Presiding Officer introduces new measures to crack down on protestors
Presiding Officer Alison Johnstone has introduced a new ticketing system for the Holyrood chamber in a bid to prevent protestors from disrupting parliamentary proceedings.
In recent weeks, every session of First Minister's Questions has been disrupted by protesters. At the most recent FMQs, the first since the election of Humza Yousaf, the public gallery had to be cleared.
Last month Johnstone pledged to crack down on protestors and she later banned mobile phones from the chamber, noting that protests “tended to be filmed and shared on social media”.
Today she has written to all members stating that anyone applying for a ticket to attend FMQs will have to provide their name and address and show identification that confirms that when collecting their ticket.
Mobile phones remain banned and will have to be placed in a locker prior to entering the chamber while anyone causing a disruption will not be allowed back for six months.
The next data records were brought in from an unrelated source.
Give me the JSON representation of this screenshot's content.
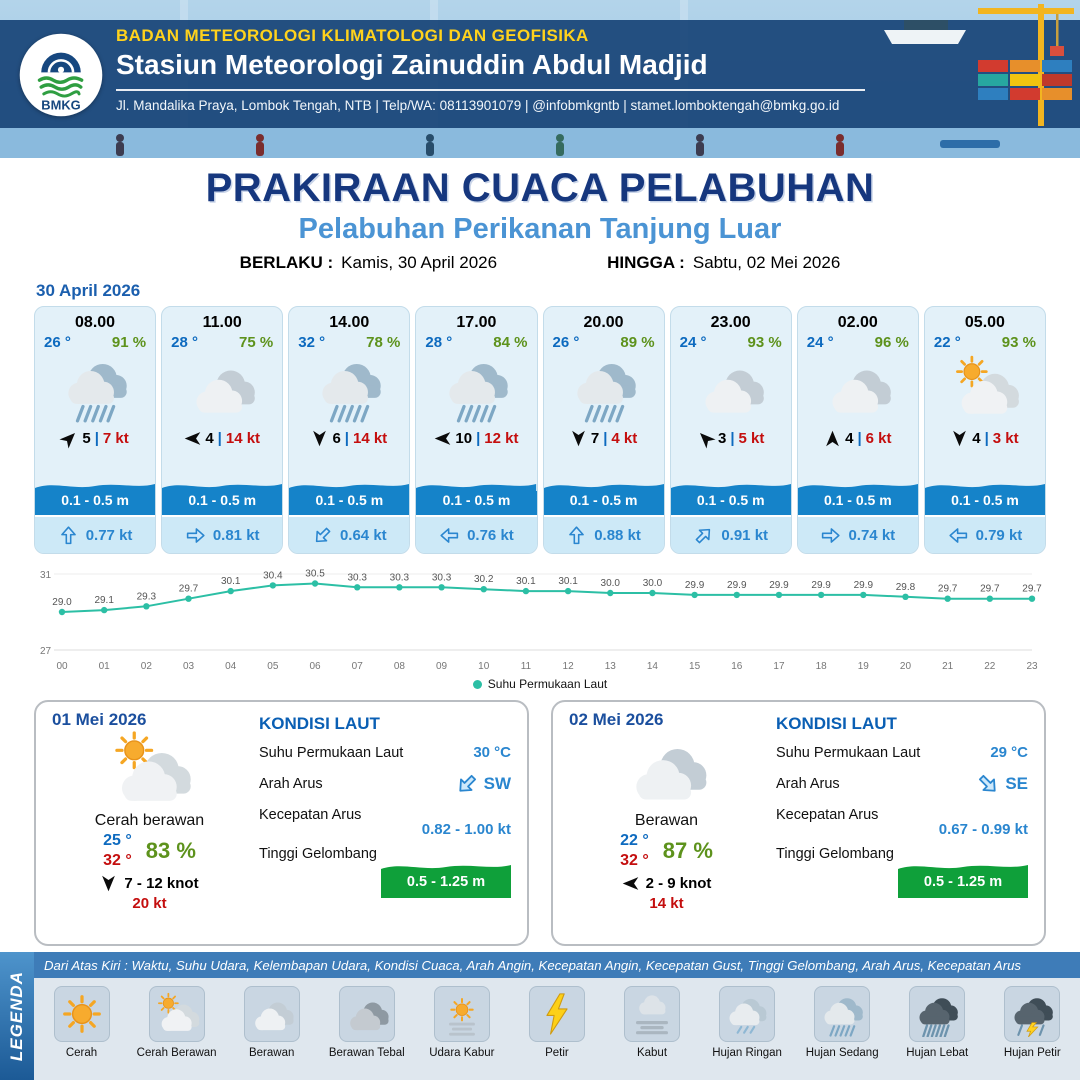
{
  "header": {
    "org": "BADAN METEOROLOGI KLIMATOLOGI DAN GEOFISIKA",
    "station": "Stasiun Meteorologi Zainuddin Abdul Madjid",
    "contact": "Jl. Mandalika Praya, Lombok Tengah, NTB | Telp/WA: 08113901079 | @infobmkgntb | stamet.lomboktengah@bmkg.go.id",
    "logo_text": "BMKG"
  },
  "title": {
    "main": "PRAKIRAAN CUACA PELABUHAN",
    "sub": "Pelabuhan Perikanan Tanjung Luar",
    "valid_label": "BERLAKU :",
    "valid_value": "Kamis, 30 April 2026",
    "until_label": "HINGGA :",
    "until_value": "Sabtu, 02 Mei 2026"
  },
  "forecast_date": "30 April 2026",
  "hourly": [
    {
      "time": "08.00",
      "temp": "26 °",
      "rh": "91 %",
      "icon": "rain-med",
      "wind_dir_deg": -45,
      "wind": "5",
      "gust": "7 kt",
      "wave": "0.1 - 0.5 m",
      "current_dir_deg": -90,
      "current": "0.77 kt"
    },
    {
      "time": "11.00",
      "temp": "28 °",
      "rh": "75 %",
      "icon": "cloudy",
      "wind_dir_deg": 180,
      "wind": "4",
      "gust": "14 kt",
      "wave": "0.1 - 0.5 m",
      "current_dir_deg": 0,
      "current": "0.81 kt"
    },
    {
      "time": "14.00",
      "temp": "32 °",
      "rh": "78 %",
      "icon": "rain-med",
      "wind_dir_deg": 90,
      "wind": "6",
      "gust": "14 kt",
      "wave": "0.1 - 0.5 m",
      "current_dir_deg": 135,
      "current": "0.64 kt"
    },
    {
      "time": "17.00",
      "temp": "28 °",
      "rh": "84 %",
      "icon": "rain-med",
      "wind_dir_deg": 180,
      "wind": "10",
      "gust": "12 kt",
      "wave": "0.1 - 0.5 m",
      "current_dir_deg": 180,
      "current": "0.76 kt"
    },
    {
      "time": "20.00",
      "temp": "26 °",
      "rh": "89 %",
      "icon": "rain-med",
      "wind_dir_deg": 90,
      "wind": "7",
      "gust": "4 kt",
      "wave": "0.1 - 0.5 m",
      "current_dir_deg": -90,
      "current": "0.88 kt"
    },
    {
      "time": "23.00",
      "temp": "24 °",
      "rh": "93 %",
      "icon": "cloudy",
      "wind_dir_deg": -135,
      "wind": "3",
      "gust": "5 kt",
      "wave": "0.1 - 0.5 m",
      "current_dir_deg": -45,
      "current": "0.91 kt"
    },
    {
      "time": "02.00",
      "temp": "24 °",
      "rh": "96 %",
      "icon": "cloudy",
      "wind_dir_deg": -90,
      "wind": "4",
      "gust": "6 kt",
      "wave": "0.1 - 0.5 m",
      "current_dir_deg": 0,
      "current": "0.74 kt"
    },
    {
      "time": "05.00",
      "temp": "22 °",
      "rh": "93 %",
      "icon": "sun-cloud",
      "wind_dir_deg": 90,
      "wind": "4",
      "gust": "3 kt",
      "wave": "0.1 - 0.5 m",
      "current_dir_deg": 180,
      "current": "0.79 kt"
    }
  ],
  "chart_data": {
    "type": "line",
    "title": "",
    "x": [
      "00",
      "01",
      "02",
      "03",
      "04",
      "05",
      "06",
      "07",
      "08",
      "09",
      "10",
      "11",
      "12",
      "13",
      "14",
      "15",
      "16",
      "17",
      "18",
      "19",
      "20",
      "21",
      "22",
      "23"
    ],
    "series": [
      {
        "name": "Suhu Permukaan Laut",
        "values": [
          29.0,
          29.1,
          29.3,
          29.7,
          30.1,
          30.4,
          30.5,
          30.3,
          30.3,
          30.3,
          30.2,
          30.1,
          30.1,
          30.0,
          30.0,
          29.9,
          29.9,
          29.9,
          29.9,
          29.9,
          29.8,
          29.7,
          29.7,
          29.7
        ]
      }
    ],
    "ylim": [
      27,
      31
    ],
    "line_color": "#2cbfa5",
    "legend_position": "bottom",
    "grid": "minimal"
  },
  "sea_labels": {
    "title": "KONDISI LAUT",
    "sst": "Suhu Permukaan Laut",
    "dir": "Arah Arus",
    "speed": "Kecepatan Arus",
    "wave": "Tinggi Gelombang"
  },
  "days": [
    {
      "date": "01 Mei 2026",
      "icon": "sun-cloud",
      "cond": "Cerah berawan",
      "tmin": "25 °",
      "tmax": "32 °",
      "rh": "83 %",
      "wind_dir_deg": 90,
      "wind": "7  - 12 knot",
      "gust": "20 kt",
      "sea": {
        "sst": "30 °C",
        "dir": "SW",
        "dir_deg": 135,
        "speed": "0.82 - 1.00 kt",
        "wave": "0.5 - 1.25 m"
      }
    },
    {
      "date": "02 Mei 2026",
      "icon": "cloudy",
      "cond": "Berawan",
      "tmin": "22 °",
      "tmax": "32 °",
      "rh": "87 %",
      "wind_dir_deg": 180,
      "wind": "2  - 9 knot",
      "gust": "14 kt",
      "sea": {
        "sst": "29 °C",
        "dir": "SE",
        "dir_deg": 45,
        "speed": "0.67 - 0.99 kt",
        "wave": "0.5 - 1.25 m"
      }
    }
  ],
  "legend": {
    "title": "LEGENDA",
    "note": "Dari Atas Kiri : Waktu, Suhu Udara, Kelembapan Udara, Kondisi Cuaca, Arah Angin, Kecepatan Angin, Kecepatan Gust, Tinggi Gelombang, Arah Arus, Kecepatan Arus",
    "items": [
      {
        "icon": "sun",
        "label": "Cerah"
      },
      {
        "icon": "sun-cloud",
        "label": "Cerah Berawan"
      },
      {
        "icon": "cloudy",
        "label": "Berawan"
      },
      {
        "icon": "cloud-thick",
        "label": "Berawan Tebal"
      },
      {
        "icon": "haze",
        "label": "Udara Kabur"
      },
      {
        "icon": "bolt",
        "label": "Petir"
      },
      {
        "icon": "fog",
        "label": "Kabut"
      },
      {
        "icon": "rain-light",
        "label": "Hujan Ringan"
      },
      {
        "icon": "rain-med",
        "label": "Hujan Sedang"
      },
      {
        "icon": "rain-heavy",
        "label": "Hujan Lebat"
      },
      {
        "icon": "storm",
        "label": "Hujan Petir"
      }
    ]
  }
}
“It is deeply regrettable that the parliament has had to take this action,” she wrote.
“Over the past 25 years, we have prided ourselves on our openness to the public and the ease with which visitors have access to parliamentary business.
“However, a small, but persistent number of protesters have brought us to the point where increased measures must be introduced.
“I will review the effectiveness of the new arrangements with the SPCB [Scottish Parliamentary Corporate Body] after next week’s FMQs and, if necessary, consider the implementation of further measures to continue to protect parliamentary business from disruption.”
Johnstone confirmed that any MSPs booking tickets on behalf of constituents must ask for names and addresses and provide them to visitor services at the parliament.